Frauen in der Weimarer Republik

Die „neue Angestellte“: mit Vollgas in die Emanzipation?

Frauenemanzipation in der Weimarer Republik Teil 2

Isabel Busch, 27. April 2020

In diesem Teil der Serie geht es um die berufstätige Frau. Er umreißt knapp, welche Möglichkeiten Frauen in den Großstädten in den Zwanziger Jahren hatten, welchen Hindernissen sie begegneten, wie es nach 1933 weiterging, und was uns heute nur allzu bekannt vorkommt.

Die Familienernährerin

Wie im Artikel „Frauen in der Politik: Wählerinnen und Politikerinnen“ angesprochen, waren Frauen in den deutschen Großstädten bereits um die Wende zum 20. Jahrhundert als berufstätige Frauen in Erscheinung getreten, und die Sichtbarkeit hatte sich während des Ersten Weltkriegs noch verstärkt. Die Frau wurde zur Familienernährerin und diese Rolle konnte sie nicht so schnell nach 1918 wieder aufgeben, wenn ihr Ehemann gefallen war. Von den Frauen, deren Männern aus dem Krieg zurückkehrten, wurde erwartet, dass sie sich wieder in ihre häusliche Sphäre zurückzogen und die Rolle des Familienernährers wieder den Männern überließen. Das Ego des deutschen männlichen Mannes hatte unter der Kriegsniederlage schließlich „gelitten“ und sollte wieder „genesen“, indem er die für ihn vorgesehene Funktion wieder erfüllte.

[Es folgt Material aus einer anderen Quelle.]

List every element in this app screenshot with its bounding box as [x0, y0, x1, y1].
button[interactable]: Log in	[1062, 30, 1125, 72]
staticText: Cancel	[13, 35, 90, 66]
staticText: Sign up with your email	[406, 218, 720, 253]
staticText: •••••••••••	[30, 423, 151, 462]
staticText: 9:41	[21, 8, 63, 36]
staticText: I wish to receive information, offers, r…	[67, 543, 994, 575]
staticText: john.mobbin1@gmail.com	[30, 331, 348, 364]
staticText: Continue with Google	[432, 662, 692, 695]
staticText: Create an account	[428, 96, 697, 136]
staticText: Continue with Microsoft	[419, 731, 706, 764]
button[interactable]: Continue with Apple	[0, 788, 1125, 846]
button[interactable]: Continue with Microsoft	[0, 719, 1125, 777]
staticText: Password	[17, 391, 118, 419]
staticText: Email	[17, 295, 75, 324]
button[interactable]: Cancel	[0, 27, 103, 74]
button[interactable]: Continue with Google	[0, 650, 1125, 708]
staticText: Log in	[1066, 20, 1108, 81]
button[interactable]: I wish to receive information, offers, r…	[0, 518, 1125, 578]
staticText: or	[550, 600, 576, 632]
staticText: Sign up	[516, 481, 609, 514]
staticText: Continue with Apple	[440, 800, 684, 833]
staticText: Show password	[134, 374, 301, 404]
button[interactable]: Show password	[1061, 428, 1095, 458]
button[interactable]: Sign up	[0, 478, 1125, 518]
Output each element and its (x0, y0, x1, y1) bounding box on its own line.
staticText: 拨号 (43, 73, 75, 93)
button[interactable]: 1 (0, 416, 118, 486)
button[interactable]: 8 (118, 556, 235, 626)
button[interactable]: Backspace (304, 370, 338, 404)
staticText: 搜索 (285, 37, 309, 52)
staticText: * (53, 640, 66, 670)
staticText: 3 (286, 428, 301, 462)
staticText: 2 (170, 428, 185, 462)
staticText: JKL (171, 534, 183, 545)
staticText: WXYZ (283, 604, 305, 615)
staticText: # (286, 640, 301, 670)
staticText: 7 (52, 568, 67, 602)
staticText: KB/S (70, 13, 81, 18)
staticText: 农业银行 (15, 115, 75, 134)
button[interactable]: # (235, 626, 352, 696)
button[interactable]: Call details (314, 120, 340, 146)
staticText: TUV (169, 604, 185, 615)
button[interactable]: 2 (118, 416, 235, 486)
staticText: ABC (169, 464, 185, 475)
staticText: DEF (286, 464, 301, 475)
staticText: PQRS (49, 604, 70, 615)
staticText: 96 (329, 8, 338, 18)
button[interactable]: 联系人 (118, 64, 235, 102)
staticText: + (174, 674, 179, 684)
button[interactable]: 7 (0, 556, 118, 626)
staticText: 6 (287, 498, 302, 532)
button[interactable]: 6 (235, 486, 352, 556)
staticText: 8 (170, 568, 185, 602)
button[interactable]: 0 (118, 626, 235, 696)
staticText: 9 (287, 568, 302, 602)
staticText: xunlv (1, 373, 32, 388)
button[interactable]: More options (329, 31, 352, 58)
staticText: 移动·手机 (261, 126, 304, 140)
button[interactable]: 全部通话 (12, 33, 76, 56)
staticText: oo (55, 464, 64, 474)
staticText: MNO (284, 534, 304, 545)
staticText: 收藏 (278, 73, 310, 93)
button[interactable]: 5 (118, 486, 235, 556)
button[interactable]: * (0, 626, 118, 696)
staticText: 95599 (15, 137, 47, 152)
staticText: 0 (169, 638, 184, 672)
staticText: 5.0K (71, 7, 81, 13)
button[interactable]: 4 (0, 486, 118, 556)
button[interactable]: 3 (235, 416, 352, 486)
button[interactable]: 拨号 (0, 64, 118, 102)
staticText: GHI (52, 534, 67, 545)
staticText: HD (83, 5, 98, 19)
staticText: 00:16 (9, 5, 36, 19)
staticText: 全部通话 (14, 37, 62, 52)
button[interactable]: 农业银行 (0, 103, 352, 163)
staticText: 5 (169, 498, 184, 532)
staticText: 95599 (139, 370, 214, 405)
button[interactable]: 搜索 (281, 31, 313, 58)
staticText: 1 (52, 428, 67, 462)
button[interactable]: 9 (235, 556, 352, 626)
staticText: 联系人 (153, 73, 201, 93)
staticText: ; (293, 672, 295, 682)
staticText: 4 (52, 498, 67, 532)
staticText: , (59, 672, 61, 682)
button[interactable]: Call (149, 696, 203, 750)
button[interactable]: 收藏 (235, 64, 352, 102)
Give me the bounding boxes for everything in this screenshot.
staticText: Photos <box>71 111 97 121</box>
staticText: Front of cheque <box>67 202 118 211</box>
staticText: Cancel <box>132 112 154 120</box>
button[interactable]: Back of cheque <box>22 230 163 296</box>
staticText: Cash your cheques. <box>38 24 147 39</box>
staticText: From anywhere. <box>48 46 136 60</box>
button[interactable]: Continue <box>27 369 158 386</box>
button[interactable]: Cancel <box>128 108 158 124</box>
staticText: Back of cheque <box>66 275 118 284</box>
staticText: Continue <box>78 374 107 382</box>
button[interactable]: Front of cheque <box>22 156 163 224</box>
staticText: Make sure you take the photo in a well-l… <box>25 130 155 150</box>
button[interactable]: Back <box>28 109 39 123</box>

Dies war allerdings in vielen Fällen nicht möglich, da die Kriegsheimkehrer häufig physisch und/oder psychisch versehrt waren, so dass sie berufsunfähig wurden. Es gab also durchaus einen Bedarf an weiblicher Arbeitskraft, auch durch den Umstand, dass die am Boden liegende Wirtschaft wieder aufgebaut werden musste.

Es galt dennoch gesamtgesellschaftlich die Vorstellung, dass Berufstätigkeit nur eine Übergangsphase im Leben einer jungen Frau darstellen sollte, bis sie ihrer „wahren“ Berufung, der Ehe und Mutterschaft, nachkam. So lässt sich auch erklären, dass im Jahr 1925 nur knapp ein Drittel der berufstätigen Frauen verheiratet und mehr als die Hälfte unverheiratet war (der Rest war verwitwet).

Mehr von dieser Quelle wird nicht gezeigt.